L'Irlande veut rester à 12,5 %

Selon la chaîne Sky News, M. Donohoe a prédit que le pays maintiendrait son taux d’imposition des sociétés à 12,5 % pendant de nombreuses années encore.

Des négociations sont en cours à l’Organisation pour la coopération et le développement économique (OCDE), à l’initiative de Washington, afin de mettre en place un taux d’imposition sur les bénéfices des multinationales qui soit harmonisé dans les différents pays.

La réforme vise à mettre fin à la concurrence fiscale entre les pays.

Le projet porté par l’administration Biden intervient alors que le président des États-Unis cherche à relever sa fiscalité des entreprises afin de financer un plan massif d’investissements.

L’OCDE, qui regroupe 36 pays dont l’Irlande, souhaitait jusqu’ici obtenir un accord de principe global lors du G20 Finances des 9 et 10 juillet, puis lors d’une réunion finale en octobre.

Donald Trump avait bloqué cette idée

L’idée d’une taxe mondiale sur les bénéfices des multinationales est ancienne, avec un premier accord pour lancer une telle initiative annoncé en 2015 à Lima par l’Organisation pour la coopération et le développement économiques lors des réunions d’automne du FMI.

Les discussions continuent de se dérouler sous l’égide de l’OCDE.

L’administration Trump avait bloqué le processus.  

La nouvelle administration démocrate semble vouloir donner un coup d’accélérateur aux discussions. Et, la semaine dernière, la secrétaire américaine au Trésor Janet Yellen a annoncé soutenir un taux d’au moins 15 %.

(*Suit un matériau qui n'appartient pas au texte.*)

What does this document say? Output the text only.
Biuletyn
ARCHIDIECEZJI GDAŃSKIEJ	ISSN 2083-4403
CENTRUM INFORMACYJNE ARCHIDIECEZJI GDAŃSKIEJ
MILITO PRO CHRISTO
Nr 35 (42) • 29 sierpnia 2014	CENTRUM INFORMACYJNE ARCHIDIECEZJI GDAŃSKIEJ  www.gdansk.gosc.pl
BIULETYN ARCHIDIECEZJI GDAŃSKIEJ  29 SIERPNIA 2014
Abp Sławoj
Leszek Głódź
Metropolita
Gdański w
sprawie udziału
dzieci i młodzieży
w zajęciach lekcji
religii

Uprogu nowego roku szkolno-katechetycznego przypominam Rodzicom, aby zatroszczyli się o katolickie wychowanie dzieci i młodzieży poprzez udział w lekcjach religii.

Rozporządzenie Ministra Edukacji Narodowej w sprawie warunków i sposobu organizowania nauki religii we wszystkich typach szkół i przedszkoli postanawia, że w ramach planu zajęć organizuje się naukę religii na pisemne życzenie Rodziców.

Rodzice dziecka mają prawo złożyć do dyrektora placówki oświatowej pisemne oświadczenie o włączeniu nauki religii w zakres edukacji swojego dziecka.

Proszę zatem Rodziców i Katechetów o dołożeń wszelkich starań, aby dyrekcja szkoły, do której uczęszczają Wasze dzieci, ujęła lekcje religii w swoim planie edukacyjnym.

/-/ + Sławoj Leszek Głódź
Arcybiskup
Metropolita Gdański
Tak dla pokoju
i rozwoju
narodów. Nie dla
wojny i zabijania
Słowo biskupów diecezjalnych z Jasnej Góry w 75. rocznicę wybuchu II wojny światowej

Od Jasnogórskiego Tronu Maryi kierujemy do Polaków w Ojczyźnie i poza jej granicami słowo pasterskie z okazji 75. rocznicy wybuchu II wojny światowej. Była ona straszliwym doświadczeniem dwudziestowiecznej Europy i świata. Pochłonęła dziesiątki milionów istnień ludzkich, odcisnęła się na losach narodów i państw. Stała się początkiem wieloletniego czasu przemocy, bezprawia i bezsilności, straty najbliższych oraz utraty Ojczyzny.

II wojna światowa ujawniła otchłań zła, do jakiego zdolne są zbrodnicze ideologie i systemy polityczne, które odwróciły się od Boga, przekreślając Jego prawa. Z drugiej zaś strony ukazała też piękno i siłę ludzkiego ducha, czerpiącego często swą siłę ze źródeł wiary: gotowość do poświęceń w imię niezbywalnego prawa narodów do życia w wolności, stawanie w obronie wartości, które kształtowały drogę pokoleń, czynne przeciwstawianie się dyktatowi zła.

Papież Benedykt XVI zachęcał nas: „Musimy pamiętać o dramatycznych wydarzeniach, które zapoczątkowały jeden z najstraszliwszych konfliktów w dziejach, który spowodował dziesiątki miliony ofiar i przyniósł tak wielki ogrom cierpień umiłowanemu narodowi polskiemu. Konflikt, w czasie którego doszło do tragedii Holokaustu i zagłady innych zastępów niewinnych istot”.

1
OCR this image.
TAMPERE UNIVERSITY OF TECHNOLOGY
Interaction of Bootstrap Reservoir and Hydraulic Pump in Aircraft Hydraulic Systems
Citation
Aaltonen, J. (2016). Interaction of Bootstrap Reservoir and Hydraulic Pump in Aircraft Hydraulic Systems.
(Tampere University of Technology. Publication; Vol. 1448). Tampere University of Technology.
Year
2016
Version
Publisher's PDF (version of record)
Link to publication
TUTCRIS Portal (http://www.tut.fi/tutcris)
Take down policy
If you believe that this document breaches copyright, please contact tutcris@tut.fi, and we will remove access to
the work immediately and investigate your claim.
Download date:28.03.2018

Cette taxe devrait être évoquée cette semaine et la semaine prochaine à l’occasion de réunions des ministres des Finances.

Mme Georgieva a souligné mardi la complexité du dossier, car une fois le taux approprié déterminé, il restera encore à l’appliquer et à collecter l’argent.  

« Nous devons soutenir les marchés des pays en développement pour renforcer leur administration fiscale, car avoir un taux d’imposition sans recouvrement ne résout pas le problème des finances publiques », a-t-elle commenté.

La dirigeante du FMI a par ailleurs souligné que dans la réforme de la fiscalité internationale des autres entreprises, le volet relatif aux géants du numérique était tout aussi important.

Selon elle, instaurer une fiscalité au niveau mondial dans ce secteur s’avèrera « plus efficace », et sera « une impulsion positive pour la croissance » et « pour lutter contre les inégalités ».

Les GAFAM dans le collimateur

La réforme de l’OCDE prévoit de moduler l’impôt sur les sociétés en fonction des bénéfices réalisés dans chaque pays, indépendamment de leur établissement fiscal.

Ce deuxième point vise en particulier les géants américains dont Google, Amazon, Facebook et Apple, qui paient des impôts souvent sans rapport avec les revenus et les profits qu’ils dégagent localement.

L’OCDE souhaite obtenir un accord lors du G20 Finance des 9 et 10 juillet.